Some employers prefer to avoid mixing their personal lives with business. Others clearly see the benefit of working with people who know them well. So if you’re considering hiring a good friend to work for you, you need to decide where you stand on that spectrum. Can your friendship survive in the workplace and bring added value to your company?
When you hire a friend as your employee, your personal relationship must be strong and preferably long-standing. Work issues need to remain at the office – and personal matters and feelings shouldn’t cross that threshold.
Stick to these guidelines and the benefits can include:
- Having a work relationship with someone who knows and understands you. The learning curve is shortened as your friend already is accustomed to your style, cares about you, and has an added investment in your success.
- And vice versa. You know your friend, their communication style and work ethic. It’s less of a gamble than hiring someone you don’t know.
- You can save time and money. Recruiting is expensive. You already have a good idea of your friend’s skills, qualifications and background. Equally important, you know that they’ll mesh with your company culture.
Friends are equals. Bosses and employees are not. If you have any concern about ruining your friendship, it could hurt your work performance as well as do irreparable damage to your personal relationship.
- Discipline may be difficult. It probably won’t be easy and it may not have the desired effect. You can’t hold back for fear of hurting their feelings. Or they may brush it off as simply “an old buddy having a bad day.” In a worst-case scenario, you might have to terminate your friend. This casts you as the ultimate bad guy, even if you’re simply making the right business move.
- There may be money issues. Some people are uncomfortable earning less than their friends or holding lower-ranking positions. If ego stands to get in the way, it’s probably best not to hire your BFF.

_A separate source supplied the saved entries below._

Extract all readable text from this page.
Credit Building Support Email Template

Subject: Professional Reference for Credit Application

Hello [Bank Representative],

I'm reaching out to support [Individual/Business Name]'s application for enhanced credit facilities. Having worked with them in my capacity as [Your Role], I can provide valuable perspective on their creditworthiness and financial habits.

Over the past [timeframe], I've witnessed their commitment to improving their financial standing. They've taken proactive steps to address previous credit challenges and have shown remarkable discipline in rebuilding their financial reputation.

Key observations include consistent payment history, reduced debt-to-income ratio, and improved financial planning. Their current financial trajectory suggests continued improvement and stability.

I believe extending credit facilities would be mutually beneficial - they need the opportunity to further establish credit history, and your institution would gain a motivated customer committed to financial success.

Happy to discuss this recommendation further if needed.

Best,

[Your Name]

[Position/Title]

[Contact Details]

- The dynamic shifts at work. There can be no professional jealousy, even if your friend is used to making all the decisions related to your social life and plans. Your friendship must be very solid in order to withstand the inevitable stresses of the boss/employee structure.
If you decide to hire your friend, go in with your eyes wide open. Spell out the terms clearly and make sure both parties agree to them. Done right, it could be an excellent move on all counts.
- Write out all employment and benefit details, as well as company policies and procedures. Go over them with your friend and be sure they understand and accept them. Have them sign off and keep a copy of this document on file.
- Hold your friend to the same standards as everyone else. Pressures may arise from time to time due to expectations of a promotion based on friendship rather than merit. And other employees may assume that your friend is being shown favoritism, especially if they do advance within the company.
- Maintain professional decorum in your on-the-job relationship. Keep non-business conversations for non-business hours and venues.